Lying there, you’ll suddenly become aware of a bizarre cognition you have had, a sort-of pre-sleep dream.

For many of us, it will come as a comfort, a reassurance that sleep’s soft embrace is imminent, but for Franz Kafka, it was an inspiration to write.

In his diaries, he wrote: "...again it was the power of my dreams, shining forth into wakefulness even before I fall asleep, which did not let me sleep."

Italian doctor Antonio Perciaccante has been studying Kafka’s insomnia and its effect on his work, and shared some of his findings with ResearchGate this week.

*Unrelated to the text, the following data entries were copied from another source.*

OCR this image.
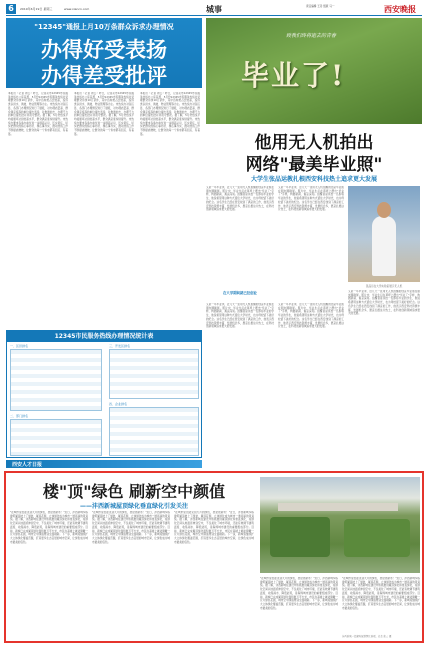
6	2019年6月19日 星期三	www.xiancn.com	城事	责任编辑 王丹 组版 马一	西安晚报
"12345"通报上月10万条群众诉求办理情况
办得好受表扬
办得差受批评
本报讯（记者 周云）昨日，记者从市12345市民服务热线办公室获悉，5月份12345市民服务热线共受理群众诉求10万余件，其中咨询类占比较高，投诉类以供水、供暖、物业管理等为主。市热线办对各区县、各部门办理情况进行了通报，对办理质量高、群众满意度高的单位提出表扬，对推诿扯皮、办理不力的单位提出批评并责令整改。据了解，5月份热线平均接通率达到较高水平，群众满意度持续提升。市热线办要求各承办单位进一步提高认识，压实责任，切实把群众的烦心事办好、操心事办实，推动热线工作不断提质增效，让群众的每一个诉求都有回应、有着落。
本报讯（记者 周云）昨日，记者从市12345市民服务热线办公室获悉，5月份12345市民服务热线共受理群众诉求10万余件，其中咨询类占比较高，投诉类以供水、供暖、物业管理等为主。市热线办对各区县、各部门办理情况进行了通报，对办理质量高、群众满意度高的单位提出表扬，对推诿扯皮、办理不力的单位提出批评并责令整改。据了解，5月份热线平均接通率达到较高水平，群众满意度持续提升。市热线办要求各承办单位进一步提高认识，压实责任，切实把群众的烦心事办好、操心事办实，推动热线工作不断提质增效，让群众的每一个诉求都有回应、有着落。
本报讯（记者 周云）昨日，记者从市12345市民服务热线办公室获悉，5月份12345市民服务热线共受理群众诉求10万余件，其中咨询类占比较高，投诉类以供水、供暖、物业管理等为主。市热线办对各区县、各部门办理情况进行了通报，对办理质量高、群众满意度高的单位提出表扬，对推诿扯皮、办理不力的单位提出批评并责令整改。据了解，5月份热线平均接通率达到较高水平，群众满意度持续提升。市热线办要求各承办单位进一步提高认识，压实责任，切实把群众的烦心事办好、操心事办实，推动热线工作不断提质增效，让群众的每一个诉求都有回应、有着落。
12345市民服务热线办理情况统计表
一、区县排名	三、开发区排名
二、部门排名
四、企业排名
致我们终将逝去的青春
毕业了!
他用无人机拍出
网络"最美毕业照"
大学生张品运教扎根西安科技热土追求更大发展
又是一年毕业季，近几天一张用无人机拍摄的创意毕业照在朋友圈刷屏。照片中，毕业生们在草坪上摆出"毕业了"字样，构图新颖、寓意深刻。拍摄者是该校一名即将毕业的学生，他说希望用这种方式留住大学时光，也为母校留下美好的纪念。这名学生已经在西安找到了满意的工作，他表示西安科技资源丰富、发展机会多，愿意扎根这片热土，在科技创新领域追求更大的发展。
又是一年毕业季，近几天一张用无人机拍摄的创意毕业照在朋友圈刷屏。照片中，毕业生们在草坪上摆出"毕业了"字样，构图新颖、寓意深刻。拍摄者是该校一名即将毕业的学生，他说希望用这种方式留住大学时光，也为母校留下美好的纪念。这名学生已经在西安找到了满意的工作，他表示西安科技资源丰富、发展机会多，愿意扎根这片热土，在科技创新领域追求更大的发展。
在大学期间就已经创业
又是一年毕业季，近几天一张用无人机拍摄的创意毕业照在朋友圈刷屏。照片中，毕业生们在草坪上摆出"毕业了"字样，构图新颖、寓意深刻。拍摄者是该校一名即将毕业的学生，他说希望用这种方式留住大学时光，也为母校留下美好的纪念。这名学生已经在西安找到了满意的工作，他表示西安科技资源丰富、发展机会多，愿意扎根这片热土，在科技创新领域追求更大的发展。
又是一年毕业季，近几天一张用无人机拍摄的创意毕业照在朋友圈刷屏。照片中，毕业生们在草坪上摆出"毕业了"字样，构图新颖、寓意深刻。拍摄者是该校一名即将毕业的学生，他说希望用这种方式留住大学时光，也为母校留下美好的纪念。这名学生已经在西安找到了满意的工作，他表示西安科技资源丰富、发展机会多，愿意扎根这片热土，在科技创新领域追求更大的发展。
张品运在大学实验室展示无人机
又是一年毕业季，近几天一张用无人机拍摄的创意毕业照在朋友圈刷屏。照片中，毕业生们在草坪上摆出"毕业了"字样，构图新颖、寓意深刻。拍摄者是该校一名即将毕业的学生，他说希望用这种方式留住大学时光，也为母校留下美好的纪念。这名学生已经在西安找到了满意的工作，他表示西安科技资源丰富、发展机会多，愿意扎根这片热土，在科技创新领域追求更大的发展。
西安人才日报
楼"顶"绿色 刷新空中颜值
——沣西新城屋顶绿化垂直绿化引发关注
"在城市里也能见到大片的绿色，感觉很新奇！"近日，沣西新城多栋建筑屋顶披上了绿装，屋顶花园、立体绿化成为城市一道亮丽的风景线。据了解，沣西新城在建设中积极推进屋顶绿化和垂直绿化，将绿化空间从地面延伸到空中，不仅美化了城市环境，还能有效调节建筑温度、收集雨水、降低能耗，是海绵城市建设的重要组成部分。目前，新城已完成屋顶绿化面积数万平方米，市民在高楼上就能俯瞰一片片绿色花园，城市空中颜值得到全面刷新。下一步，新城将继续扩大立体绿化覆盖范围，打造更多生态宜居的城市空间，让绿色成为城市最美的底色。
"在城市里也能见到大片的绿色，感觉很新奇！"近日，沣西新城多栋建筑屋顶披上了绿装，屋顶花园、立体绿化成为城市一道亮丽的风景线。据了解，沣西新城在建设中积极推进屋顶绿化和垂直绿化，将绿化空间从地面延伸到空中，不仅美化了城市环境，还能有效调节建筑温度、收集雨水、降低能耗，是海绵城市建设的重要组成部分。目前，新城已完成屋顶绿化面积数万平方米，市民在高楼上就能俯瞰一片片绿色花园，城市空中颜值得到全面刷新。下一步，新城将继续扩大立体绿化覆盖范围，打造更多生态宜居的城市空间，让绿色成为城市最美的底色。
"在城市里也能见到大片的绿色，感觉很新奇！"近日，沣西新城多栋建筑屋顶披上了绿装，屋顶花园、立体绿化成为城市一道亮丽的风景线。据了解，沣西新城在建设中积极推进屋顶绿化和垂直绿化，将绿化空间从地面延伸到空中，不仅美化了城市环境，还能有效调节建筑温度、收集雨水、降低能耗，是海绵城市建设的重要组成部分。目前，新城已完成屋顶绿化面积数万平方米，市民在高楼上就能俯瞰一片片绿色花园，城市空中颜值得到全面刷新。下一步，新城将继续扩大立体绿化覆盖范围，打造更多生态宜居的城市空间，让绿色成为城市最美的底色。
"在城市里也能见到大片的绿色，感觉很新奇！"近日，沣西新城多栋建筑屋顶披上了绿装，屋顶花园、立体绿化成为城市一道亮丽的风景线。据了解，沣西新城在建设中积极推进屋顶绿化和垂直绿化，将绿化空间从地面延伸到空中，不仅美化了城市环境，还能有效调节建筑温度、收集雨水、降低能耗，是海绵城市建设的重要组成部分。目前，新城已完成屋顶绿化面积数万平方米，市民在高楼上就能俯瞰一片片绿色花园，城市空中颜值得到全面刷新。下一步，新城将继续扩大立体绿化覆盖范围，打造更多生态宜居的城市空间，让绿色成为城市最美的底色。
"在城市里也能见到大片的绿色，感觉很新奇！"近日，沣西新城多栋建筑屋顶披上了绿装，屋顶花园、立体绿化成为城市一道亮丽的风景线。据了解，沣西新城在建设中积极推进屋顶绿化和垂直绿化，将绿化空间从地面延伸到空中，不仅美化了城市环境，还能有效调节建筑温度、收集雨水、降低能耗，是海绵城市建设的重要组成部分。目前，新城已完成屋顶绿化面积数万平方米，市民在高楼上就能俯瞰一片片绿色花园，城市空中颜值得到全面刷新。下一步，新城将继续扩大立体绿化覆盖范围，打造更多生态宜居的城市空间，让绿色成为城市最美的底色。
沣西新城一处建筑屋顶绿化景观。记者 张三 摄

Of that passage in question, he concludes: “This seems to be a clear description of a hypnagogic hallucination, a vivid visual hallucination experienced just before the sleep onset.”

Sleep and lack thereof is of course a central theme in Kafka's best known work, Metamorphosis, and plays on protagonist Gregor’s mind. It seems there was a strong dose of autobiography at play.

“Kafka himself affirmed that writing in a sleep-deprived state provides access to otherwise inaccessible thoughts,” Perciaccante explained.

“He said of the experience, '... how easily everything can be said as if a great fire had been prepared for all these things in which the strangest thoughts emerge and again disappear.' Of his own role in the process he remarked, 'all I possess are certain powers which, at a depth almost inaccessible at normal conditions, shape themselves into literature.'"

Feeling somehow more creatively inspired and likely to think more kinetically in the middle of the night than in the morning is something I’m sure many can relate to, but insomnia’s creative opportunities don’t negate its mental toll. Kafka once referred to sleep as "the most innocent creature there is and sleepless man the most guilty."